I think I'm under a DDOS attack but not too sure, what do you think?


Well-known member
I think my server is being DDOS, I've noticed a spike in my servers load and just been checking into it.

I've noticed that APC is serving the following:
Request Rate (hits, misses) 515.88 cache requests/second
Hit Rate 515.38 cache requests/second
Miss Rate 0.50 cache requests/second
Insert Rate 0.78 cache requests/second

Now I've checked with my getclicky stats and I'm showing 6 people online, and i've noticed in the past even when busy there is only normally 50 cache requests a second. So something is up.

I've also noticed that:

has been hit 546515 times in the last hour, when library/config.php for example has only been hit 3785 times.

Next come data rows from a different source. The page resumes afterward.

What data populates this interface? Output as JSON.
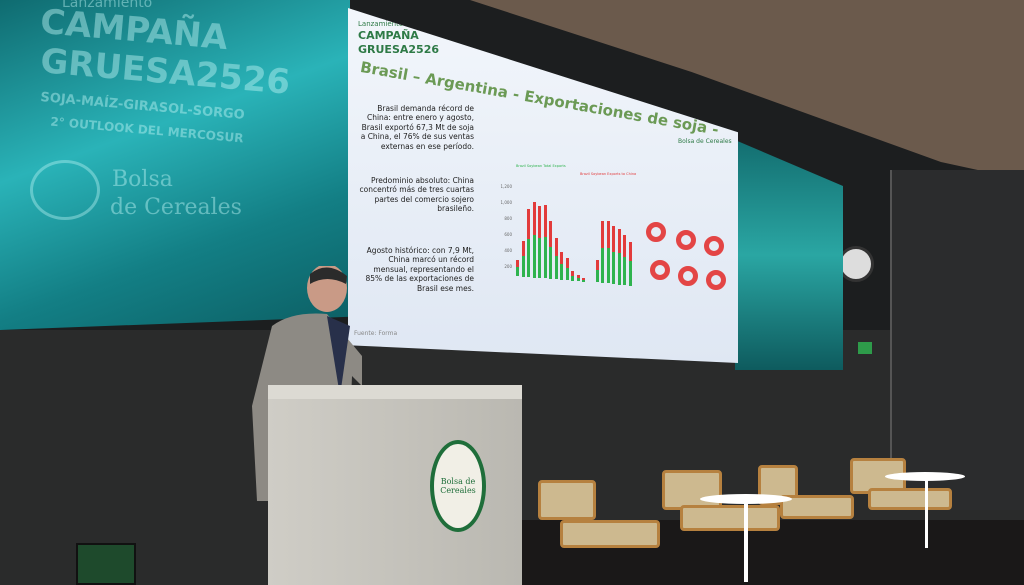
{
  "left_screen": {
    "kicker": "Lanzamiento",
    "title_line1": "CAMPAÑA",
    "title_line2": "GRUESA2526",
    "crops": "SOJA-MAÍZ-GIRASOL-SORGO",
    "badge": "2° OUTLOOK DEL MERCOSUR",
    "logo_text_1": "Bolsa",
    "logo_text_2": "de Cereales"
  },
  "slide": {
    "kicker": "Lanzamiento",
    "title_line1": "CAMPAÑA",
    "title_line2": "GRUESA2526",
    "crops": "SOJA-MAÍZ-GIRASOL-SORGO",
    "badge": "2° OUTLOOK DEL MERCOSUR",
    "heading": "Brasil – Argentina - Exportaciones de soja -",
    "bullets": [
      "Brasil demanda récord de China: entre enero y agosto, Brasil exportó 67,3 Mt de soja a China, el 76% de sus ventas externas en ese período.",
      "Predominio absoluto: China concentró más de tres cuartas partes del comercio sojero brasileño.",
      "Agosto histórico: con 7,9 Mt, China marcó un récord mensual, representando el 85% de las exportaciones de Brasil ese mes."
    ],
    "source": "Fuente: Forma",
    "logo": "Bolsa de Cereales",
    "chart_legend": [
      "Brazil Soybean Total Exports",
      "Brazil Soybean Exports to China"
    ],
    "chart_yticks": [
      "1,200",
      "1,000",
      "800",
      "600",
      "400",
      "200"
    ],
    "colors": {
      "total": "#e23b3b",
      "china": "#2fb34e"
    }
  },
  "podium": {
    "seal_text": "Bolsa de Cereales"
  }
}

when i do netstat -apn | grep :80 | wc -l I've got connections 1039 open.

and when I do netstat -n|grep :80|cut -c 45-|cut -f 1 -d ':'|sort|uniq -c|sort -nr|more

I get :

482 109.123.108.*
126 94.99.15.*
121 82.36.240.*
121 81.156.252.*
120 86.3.147.*
119 94.172.151.*
119 86.14.150.*
67 196.47.168.*
57 92.40.253.*
51 94.169.76.*
43 178.111.218.*
41 2.217.54.*
32 94.4.185.*
31 94.197.127.*
28 89.142.223.*
and more (i've * out the last bits)

So do you think my suspicions are correct. I'm not sure what I'm meant to be looking for. Also where would you suggest my next steps should be, while my sever isn't breaking out in a sweat, I'd like to put a stop to it if possible.

Also where in my server logs would I be able to find detials of the ip address there the attach are coming from, as I'd like to make sure its reported the the ISp's abuse teams.


[edit] i just spotted you have them counted.

Try this btw, so you don't just get a list of your connections, but count them as well, a good indicator of ranges attacking with a flood.

netstat -atun | awk '{print $5}' | cut -d: -f1 | sed -e '/^$/d' |sort | uniq -c | sort -n
2 86.128.170.x
3 94.75.233.x
4 109.74.200.x
4 192.168.0.x


netstat -an | grep -o '[0-9]\{1,3\}\.[0-9]\{1,3\}\.[0-9]\{1,3\}\.[0-9]\{1,3\}' | sort | uniq -c
4 109.74.200.x
1 180.76.5.x
10 192.168.1.x
1 192.168.1.x
1 46.105.108.x
You can also count the state of connections:
netstat -nat | awk '{print $6}' | sort | uniq -c | sort -n

1 established
1 Foreign

Make sure you don't use the default port for ssh2, turn off FTP daemon, and perhaps consider putting MySQL on a different port as well. If they use scripts to probe known ports, or brute force ssh for example, your load might go up as well, despite that no active connection is registered (as with apache port 80).